Thursday , December 12, 2024

Why Banks Say Sellers Are Unlikely To Pass Savings From the CCCA on to Consumers

Despite some claims to the contrary, the odds are long that merchants would pass on any potential savings to consumers from the Credit Card Competition Act, payments experts say.

One argument for this is that merchants price products on a line-item basis, which means the savings on a single product could be a fraction of a cent, says Glenn Grossman, director of research for Cornerstone Advisors, a Scottsdale, Ariz.-based consultancy to banks.

To make his point, Grossman cites gas prices. While gas stations sell products other than fuel, gasoline is priced at a tenth of a cent.
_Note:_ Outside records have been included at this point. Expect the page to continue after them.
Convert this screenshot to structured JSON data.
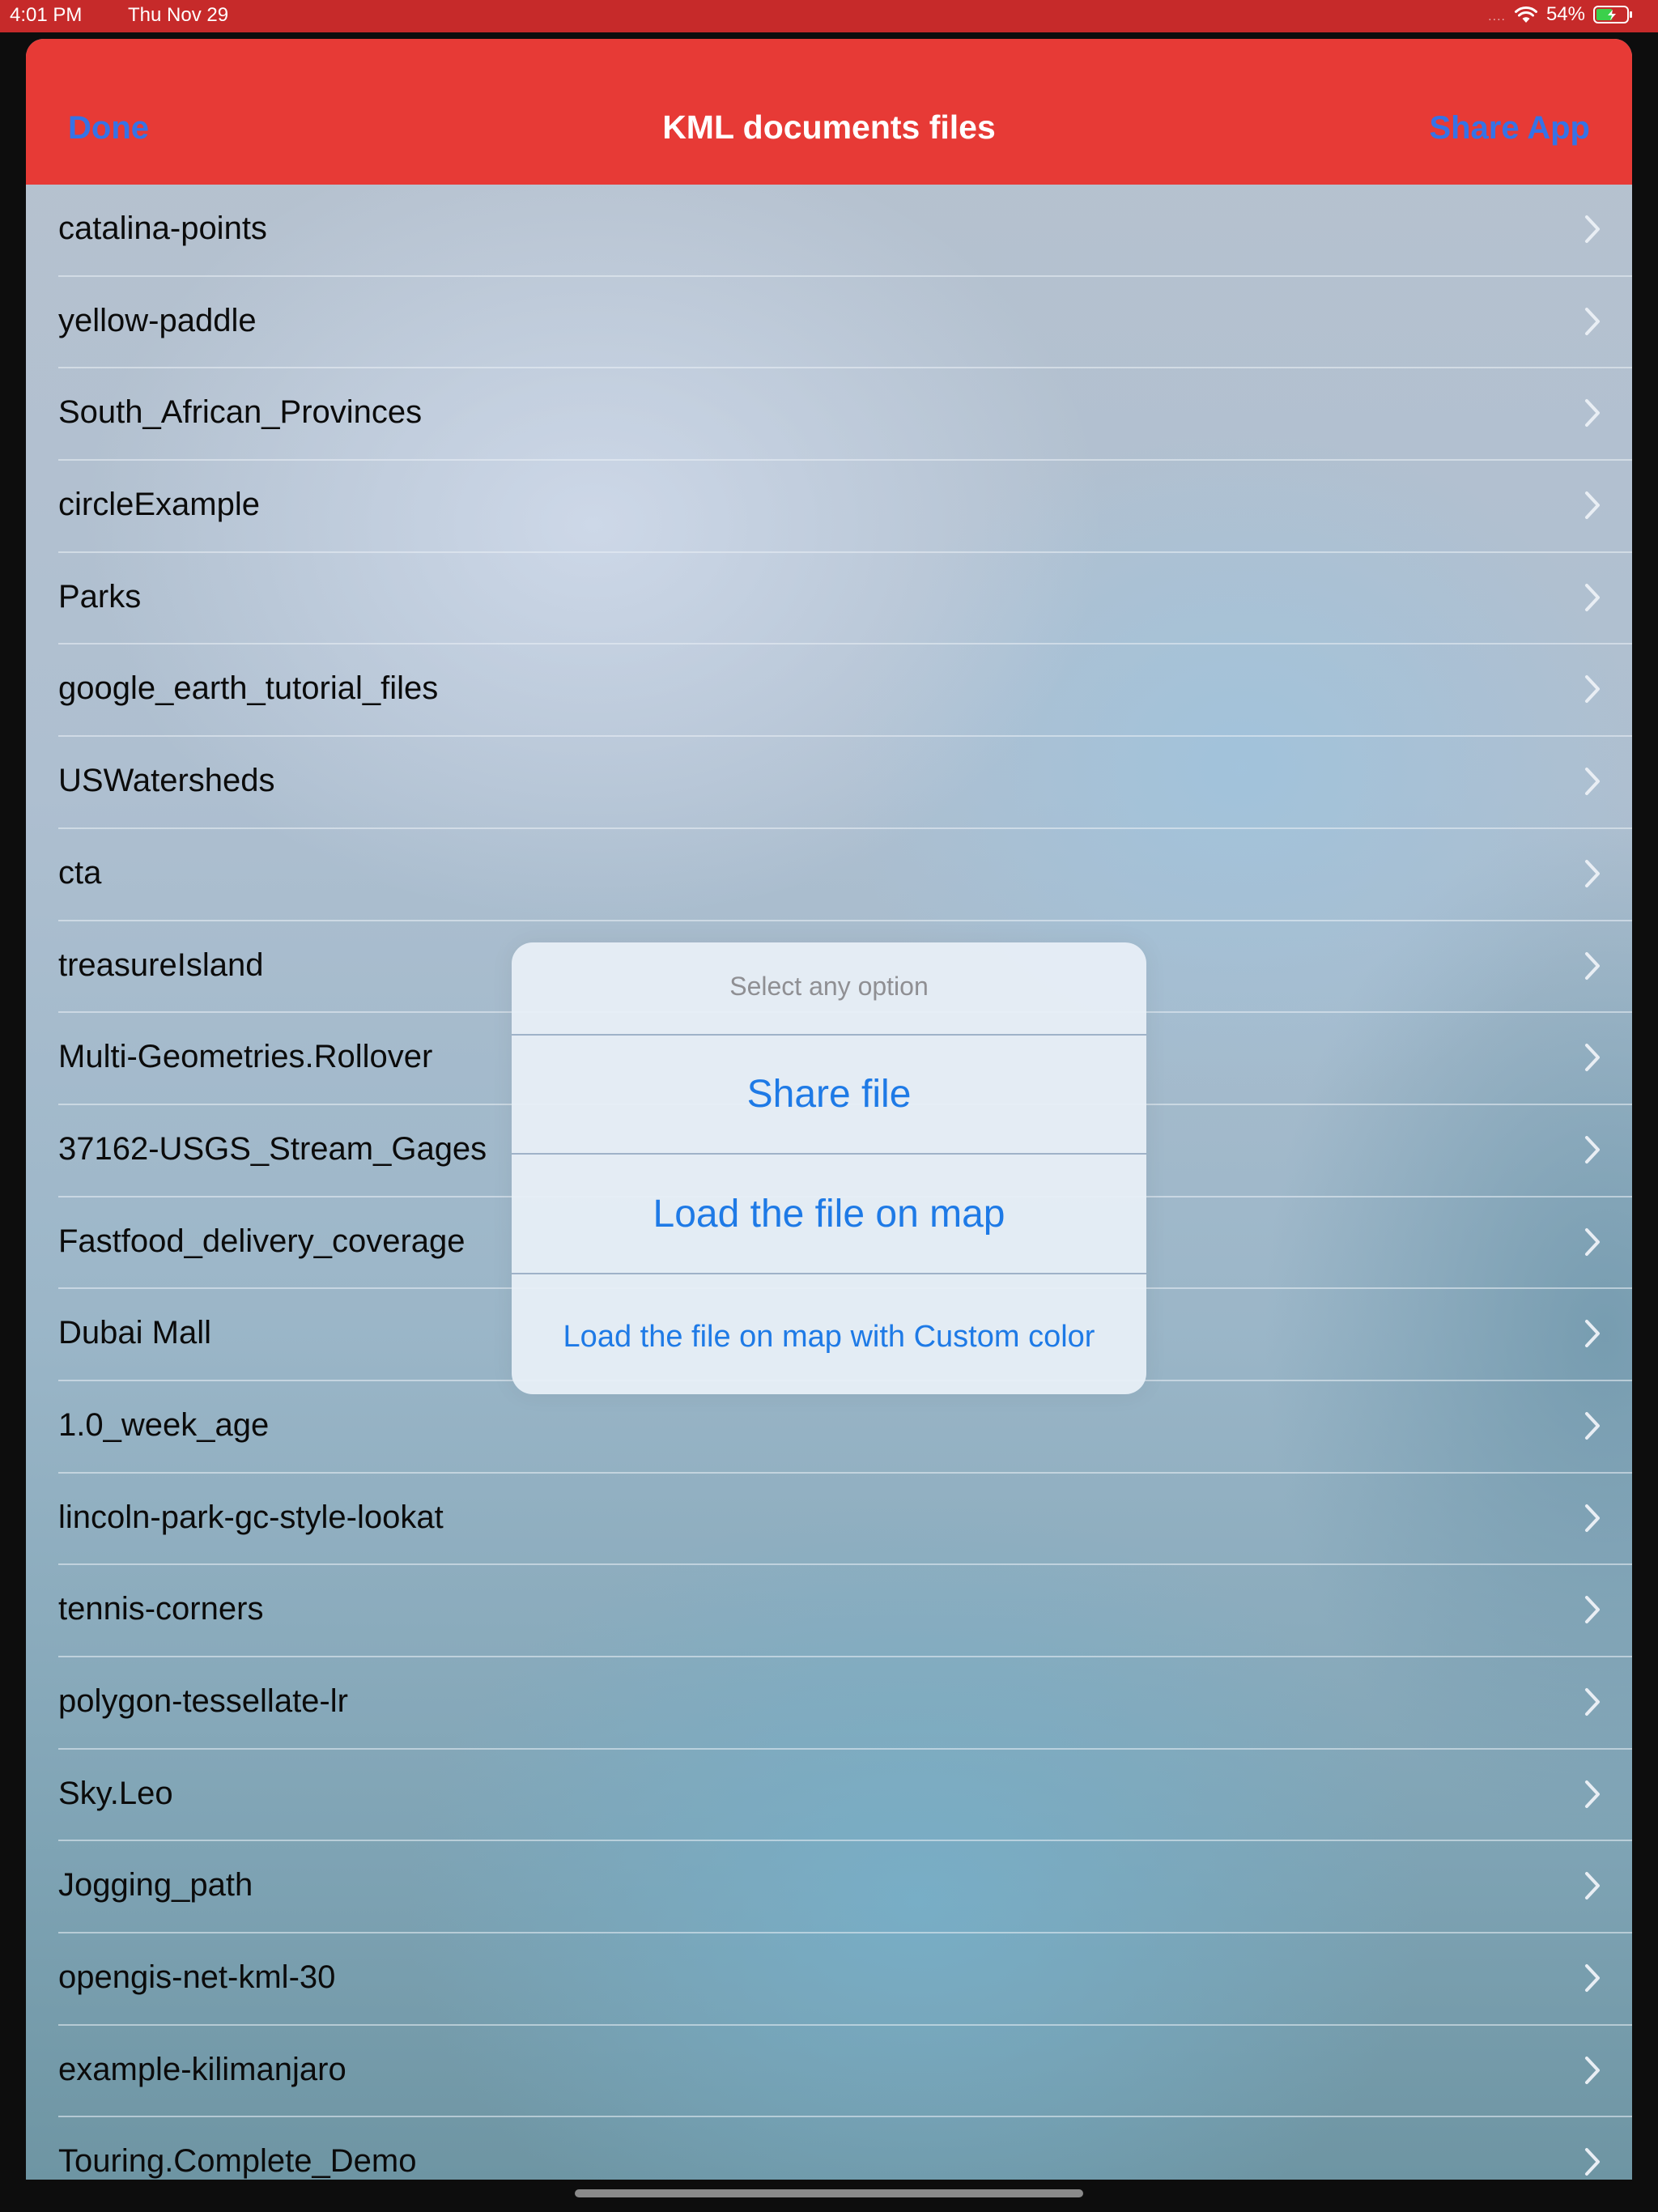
{
  "status_bar": {
    "time": "4:01 PM",
    "date": "Thu Nov 29",
    "signal_dots": "....",
    "battery_percent": "54%",
    "battery_level": 0.54,
    "battery_color": "#3bd04b"
  },
  "nav_bar": {
    "done_label": "Done",
    "title": "KML documents files",
    "share_app_label": "Share App",
    "background_color": "#e73a36",
    "button_color": "#3573e6"
  },
  "files": [
    "catalina-points",
    "yellow-paddle",
    "South_African_Provinces",
    "circleExample",
    "Parks",
    "google_earth_tutorial_files",
    "USWatersheds",
    "cta",
    "treasureIsland",
    "Multi-Geometries.Rollover",
    "37162-USGS_Stream_Gages",
    "Fastfood_delivery_coverage",
    "Dubai Mall",
    "1.0_week_age",
    "lincoln-park-gc-style-lookat",
    "tennis-corners",
    "polygon-tessellate-lr",
    "Sky.Leo",
    "Jogging_path",
    "opengis-net-kml-30",
    "example-kilimanjaro",
    "Touring.Complete_Demo"
  ],
  "row_icon": "chevron-right-icon",
  "action_popover": {
    "title": "Select any option",
    "options": [
      "Share file",
      "Load the file on map",
      "Load the file on map with Custom color"
    ],
    "option_color": "#1e7ae6"
  }
}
Adjusting the price per gallon by a tenth of a cent is not necessarily enough to make a noticeable difference to consumers, who typically look for savings of several cents per gallon, he argues.

“On a cumulative level, the savings from being able to route transactions over a lower-cost network may provide noticeable savings to merchants, but on a line-item basis, those savings would not be noticeable enough to consumers,” Grossman says. “Merchants are more apt to keep the cumulative savings and plow them back into their business.” 
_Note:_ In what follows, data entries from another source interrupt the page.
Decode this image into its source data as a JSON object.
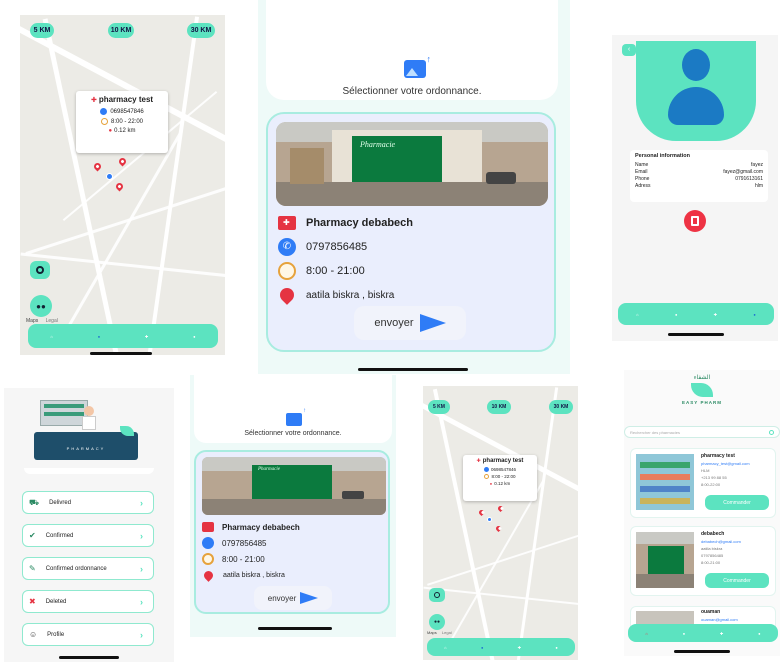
{
  "map": {
    "chips": [
      "5 KM",
      "10 KM",
      "30 KM"
    ],
    "popup1": {
      "name": "pharmacy test",
      "phone": "0698547846",
      "hours": "8:00 - 22:00",
      "distance": "0.12 km"
    },
    "popup2": {
      "name": "pharmacy test",
      "phone": "0698547846",
      "hours": "8:00 - 22:00",
      "distance": "0.12 km"
    },
    "attribution": "Maps",
    "legal": "Legal"
  },
  "upload": {
    "select_label": "Sélectionner votre ordonnance.",
    "pharmacy_name": "Pharmacy debabech",
    "phone": "0797856485",
    "hours": "8:00 - 21:00",
    "address": "aatila biskra , biskra",
    "send_label": "envoyer",
    "sign_text": "Pharmacie"
  },
  "profile": {
    "section_title": "Personal information",
    "rows": [
      {
        "label": "Name",
        "value": "fayez"
      },
      {
        "label": "Email",
        "value": "fayez@gmail.com"
      },
      {
        "label": "Phone",
        "value": "0791613161"
      },
      {
        "label": "Adress",
        "value": "hlm"
      }
    ]
  },
  "menu": {
    "banner_text": "PHARMACY",
    "items": [
      {
        "label": "Delivred"
      },
      {
        "label": "Confirmed"
      },
      {
        "label": "Confirmed ordonnance"
      },
      {
        "label": "Deleted"
      },
      {
        "label": "Profile"
      }
    ]
  },
  "list": {
    "brand_arabic": "الشفاء",
    "brand": "EASY PHARM",
    "search_placeholder": "Rechercher des pharmacies",
    "items": [
      {
        "name": "pharmacy test",
        "email": "pharmacy_test@gmail.com",
        "address": "HLM",
        "phone": "+213 99 88 55",
        "hours": "8:00-22:00",
        "button": "Commander"
      },
      {
        "name": "debabech",
        "email": "debabech@gmail.com",
        "address": "aatila biskra",
        "phone": "0797856485",
        "hours": "8:00-21:00",
        "button": "Commander"
      },
      {
        "name": "ouaman",
        "email": "ouaman@gmail.com"
      }
    ]
  },
  "colors": {
    "accent": "#5ce3c0",
    "pin": "#e53342",
    "danger": "#ee3344"
  }
}
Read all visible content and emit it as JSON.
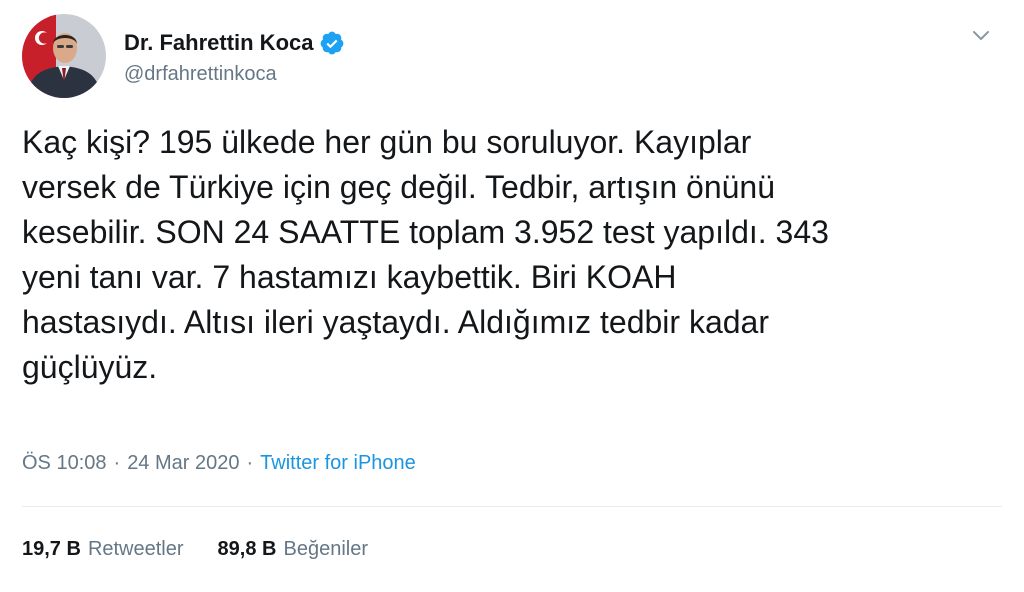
{
  "author": {
    "display_name": "Dr. Fahrettin Koca",
    "handle": "@drfahrettinkoca",
    "verified_icon": "verified-badge-icon"
  },
  "tweet": {
    "text": "Kaç kişi? 195 ülkede her gün bu soruluyor. Kayıplar\nversek de Türkiye için geç değil. Tedbir, artışın önünü\nkesebilir. SON 24 SAATTE toplam 3.952 test yapıldı. 343\nyeni tanı var. 7 hastamızı kaybettik. Biri KOAH\nhastasıydı. Altısı ileri yaştaydı. Aldığımız tedbir kadar\ngüçlüyüz.",
    "time": "ÖS 10:08",
    "separator": "·",
    "date": "24 Mar 2020",
    "source": "Twitter for iPhone"
  },
  "stats": {
    "retweets_count": "19,7 B",
    "retweets_label": "Retweetler",
    "likes_count": "89,8 B",
    "likes_label": "Beğeniler"
  },
  "colors": {
    "text": "#14171a",
    "secondary": "#657786",
    "link": "#1b95e0",
    "verified": "#1da1f2",
    "divider": "#e6ecf0"
  }
}
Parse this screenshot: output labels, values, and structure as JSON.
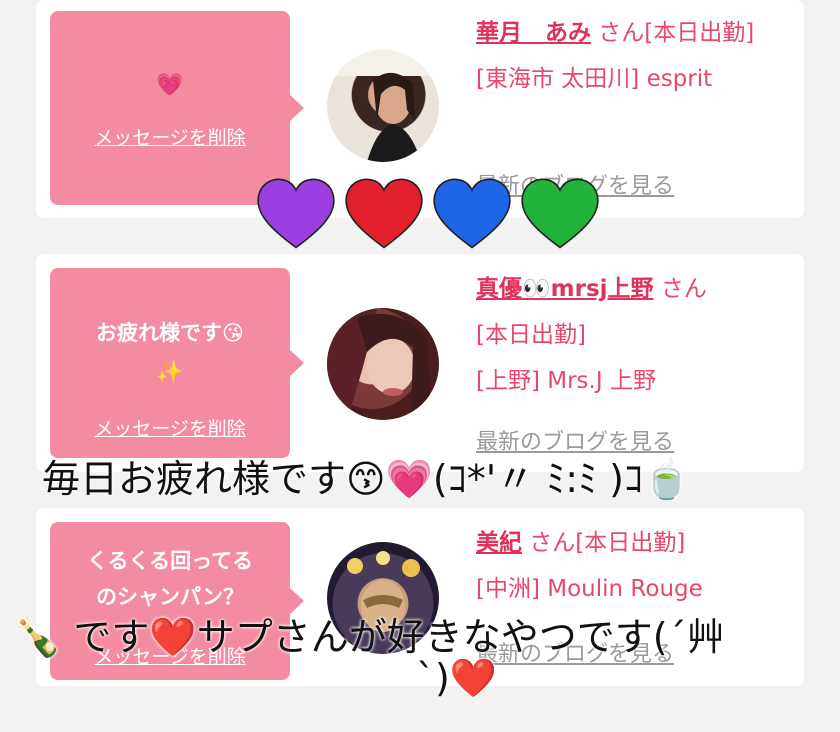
{
  "cards": [
    {
      "bubble_icon": "💗",
      "delete_label": "メッセージを削除",
      "name": "華月　あみ",
      "suffix": " さん[本日出勤]",
      "shop": "[東海市 太田川] esprit",
      "blog_label": "最新のブログを見る"
    },
    {
      "message": "お疲れ様です😘",
      "bubble_icon": "✨",
      "delete_label": "メッセージを削除",
      "name": "真優👀mrsj上野",
      "suffix": " さん",
      "status": "[本日出勤]",
      "shop": "[上野] Mrs.J 上野",
      "blog_label": "最新のブログを見る"
    },
    {
      "message_line1": "くるくる回ってる",
      "message_line2": "のシャンパン？",
      "delete_label": "メッセージを削除",
      "name": "美紀",
      "suffix": " さん[本日出勤]",
      "shop": "[中洲] Moulin Rouge",
      "blog_label": "最新のブログを見る"
    }
  ],
  "overlay": {
    "hearts": [
      "purple-heart",
      "red-heart",
      "blue-heart",
      "green-heart"
    ],
    "heart_colors": [
      "#9b3fe0",
      "#e3202e",
      "#1e66e8",
      "#22b33a"
    ],
    "line1": "毎日お疲れ様です😙💗(ｺ*'〃 ﾐ:ﾐ )ｺ🍵",
    "line2": "🍾 です❤️サプさんが好きなやつです(´艸",
    "line3": "`)❤️"
  }
}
Also, card issuers are unlikely to choose a network that costs merchants less to use, as issuers look to protect their interchange revenue, says Don Apgar, director for merchant payments at Javelin Strategy and Research. “If the CCCA passes, issuers are going to choose an alternative network that keeps their interchange revenues up. They aren’t going to take less in interchange revenue,” says Apgar.

The CCCA would require financial institutions with $100 billion or more in assets to enable at least one network other than Visa or Mastercard for credit card processing. There is no provision in the CCCA requiring merchants to pass along savings to consumers incurred from the legislation, payments experts add.

Two alternative networks likely to maintain issuers’ margins on interchange are American Express and Discover, Apgar says.

The Electronic Payments Coalition, which opposes the CCCA, has repeatedly argued that merchants will not pass any CCCA savings on to consumers. The primary piece of evidence cited by the EPC to support its claim is a study by the Federal Reserve Bank of Richmond, which indicates merchants did not adjust prices downward after the passage of the Durbin Amendment. The amendment capped debit interchange fees more than a decade ago. 

“Don’t take my word for it. History, the independent Congressional Research Service, and Richmond Fed have all said consumers will not see any benefit from these new government mandates,” an EPC spokesperson says by email. “And, according to the University of Miami, these mandates will not even help small businesses on Main Street.”

Representatives of the MPC were not available for comment at press time.

Earlier this month, efforts by CCCA co-sponsor Sen. Roger Marshall (R-Kan.) to attach the CCCA to the Federal Aviation Administration reauthorization bill failed by a vote of 85-12.